Solved – Expectation of the maximum of two correlated normal variables

distributionsexpected valueextreme valuejoint distributionnormal distribution

I am curious what the derivation for the expectation of the maximum of two jointly normal random variables $X$ and $Y$ with correlation coefficient $\rho$.

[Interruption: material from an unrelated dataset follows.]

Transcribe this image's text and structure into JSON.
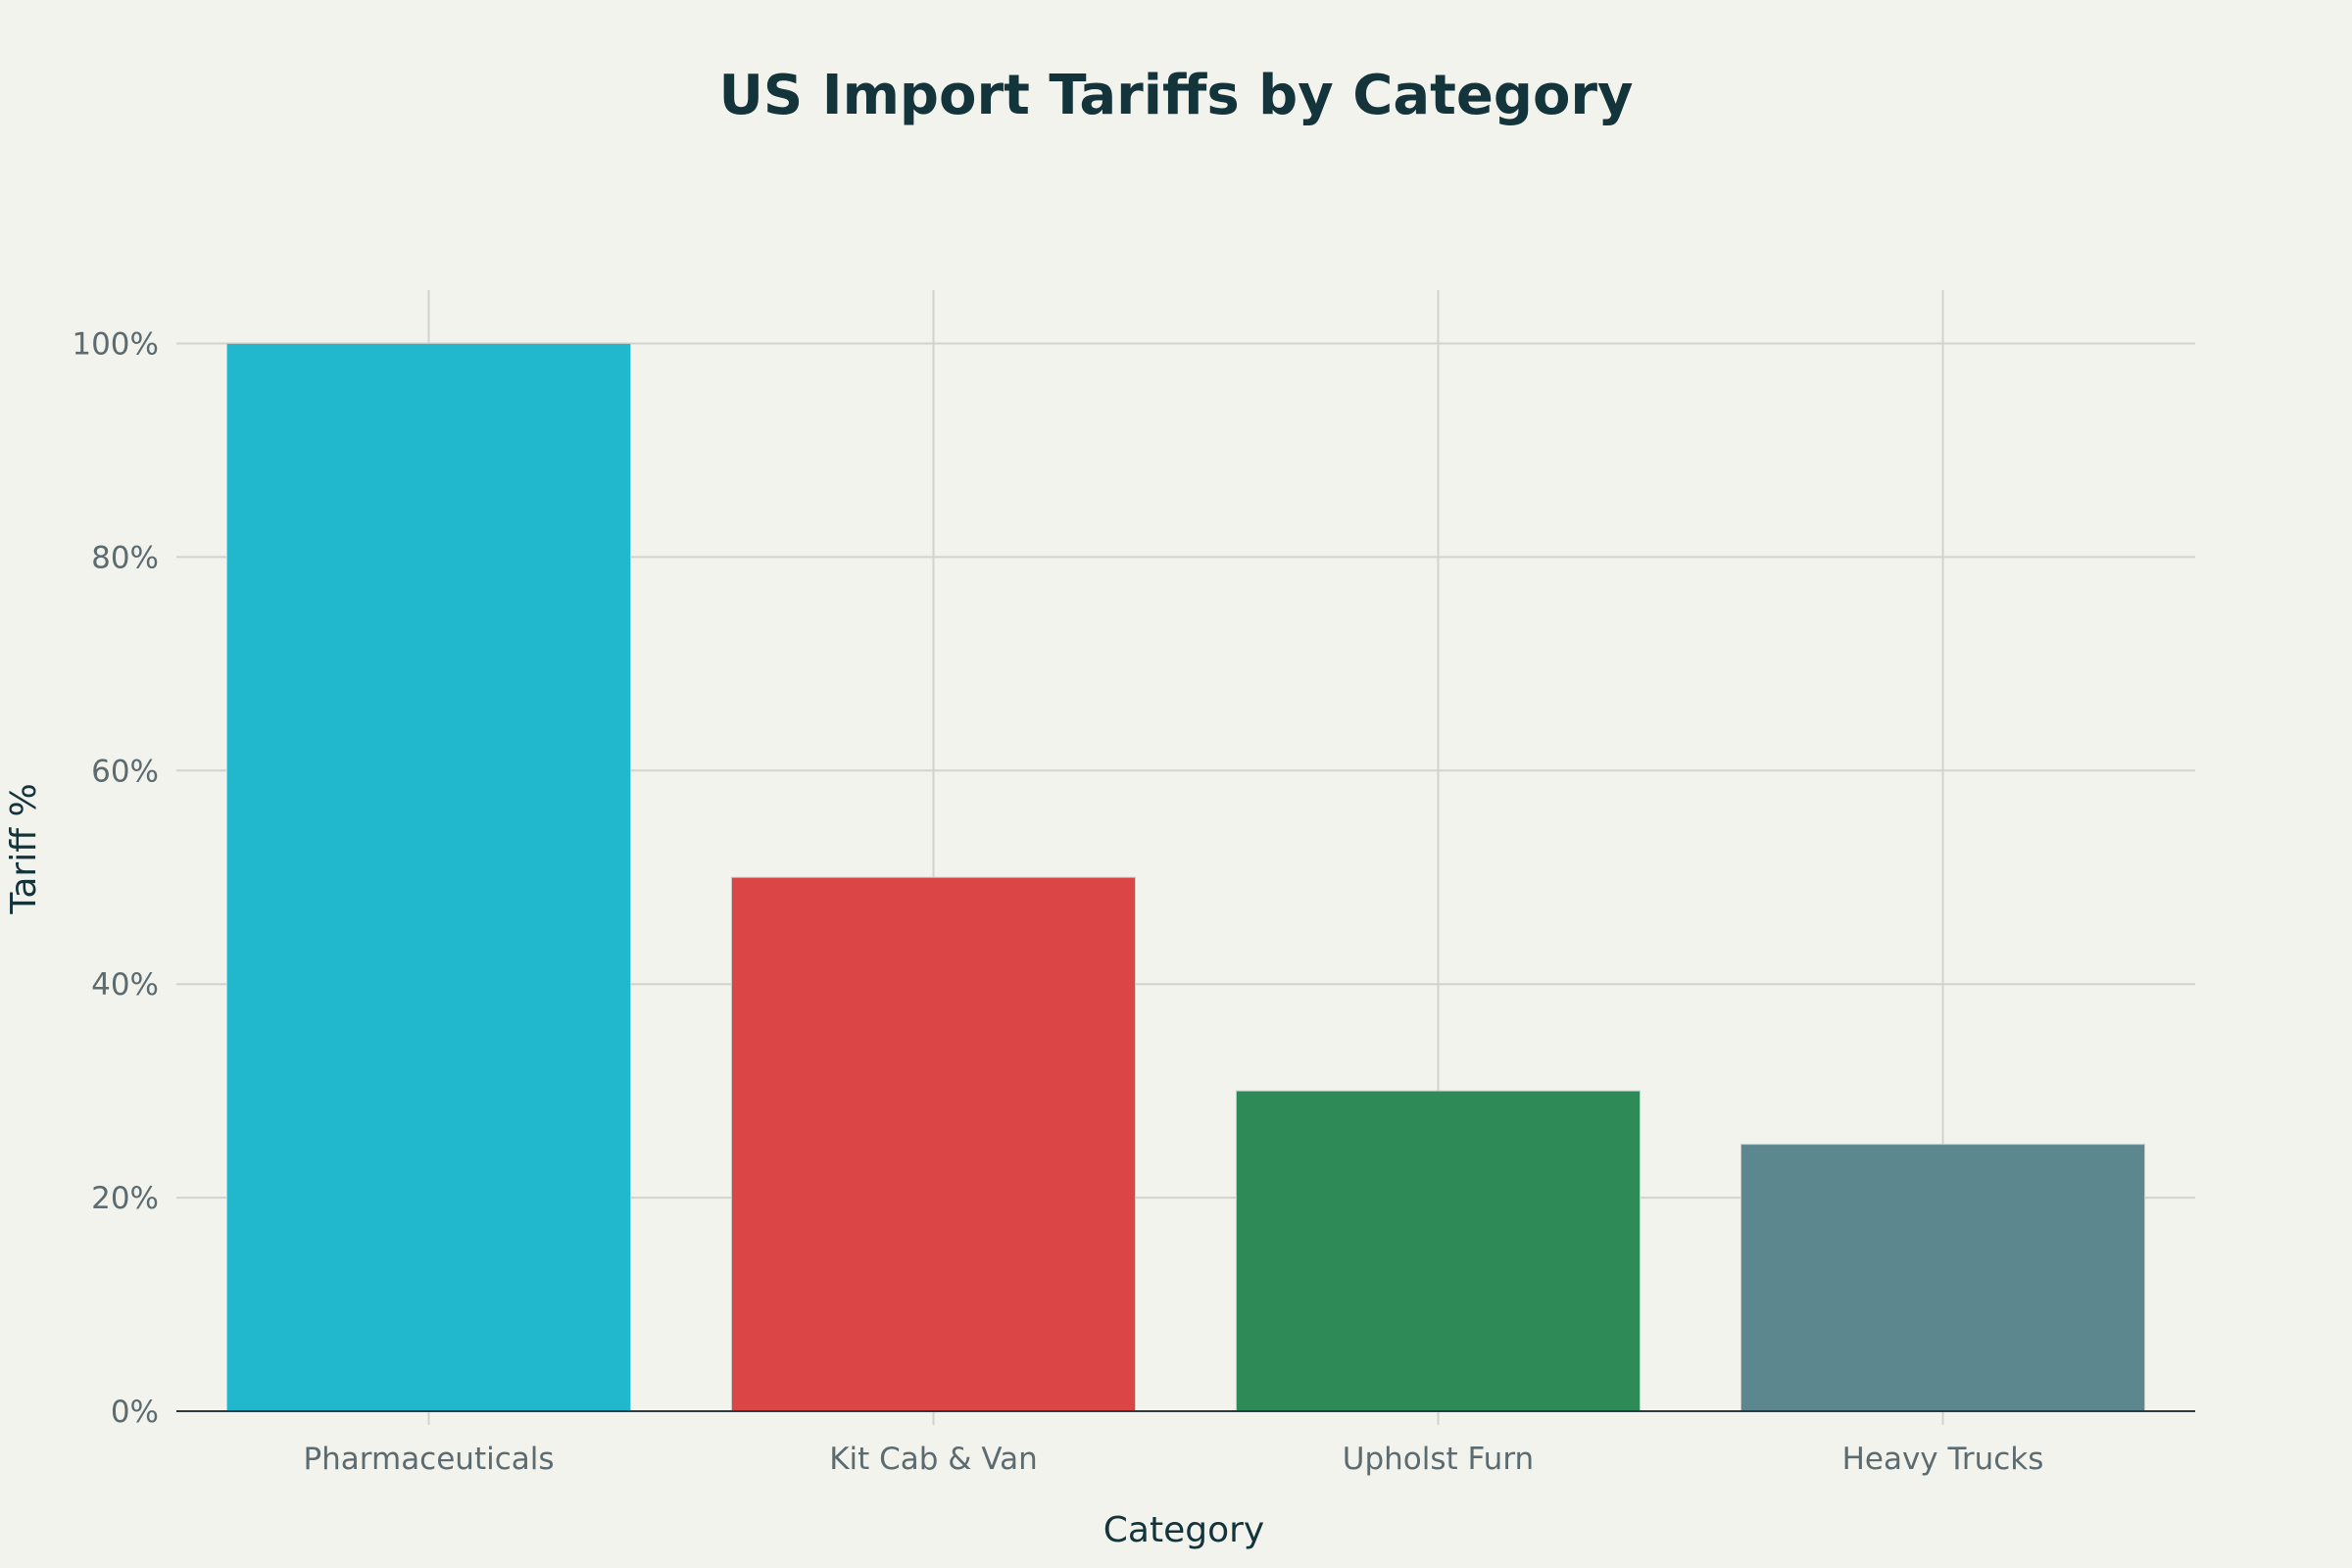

I could start with the following but the absolute value sign under expectation doesn't look like a walk in the park:

$\mathbb{E}\left[\text{max}(X,Y)\right] = \mathbb{E}\left[\frac{X+Y}{2}+\frac{|X-Y|}{2}\right] = \ …$

Best Answer

The solution is contained in the paper https://www.gwern.net/docs/conscientiousness/2008-nadarajah.pdf cited by @Lucas in his answer at Distribution of the maximum of two correlated normal variables

I will give the answer here, maybe I come back to add a proof ... Let $(X_1,X_2)$ be a bivariate random vector with a binormal distribution, with means $\mu_1, \mu_2$, standard deviations $\sigma_1, \sigma_2$ and correlation coefficient $\rho$. Then $X=\max(X_1, X_2)$ has probability density function $f(x) = f_1(-x)+f_2(-x)$ where $$ f_1(x)= \frac1{\sigma_1}\phi(\frac{x+\mu_1}{\sigma_1})\cdot \Phi\left( \frac{\rho(x+\mu_1)}{\sigma_1\sqrt{1-\rho^2}}-\frac{x+\mu_2}{\sigma_2\sqrt{1-\rho^2}} \right) \\ f_2(x)= \frac1{\sigma_2}\phi(\frac{x+\mu_2}{\sigma_2})\cdot \Phi\left( \frac{\rho(x+\mu_2)}{\sigma_2\sqrt{1-\rho^2}}-\frac{x+\mu_1}{\sigma_1\sqrt{1-\rho^2}} \right) $$ where $\phi, \Phi$ are the density and cumulative distribution function of the standard normal.

This paper also gives an exact expression for the expectation: $$ \DeclareMathOperator{\E}{\mathbb{E}} \E X = \mu_1 \Phi\left( \frac{\mu_1-\mu_2}{\theta} \right) + \mu_2 \Phi\left( \frac{\mu_2-\mu_1}{\theta} \right) + \theta \phi\left( \frac{\mu_1-\mu_2}{\theta} \right) $$ where $\theta = \sqrt{\sigma_1^2 +\sigma_2^2 - 2\rho\sigma_1\sigma_2}$. (the paper contains more, like the variance and moment generating functions).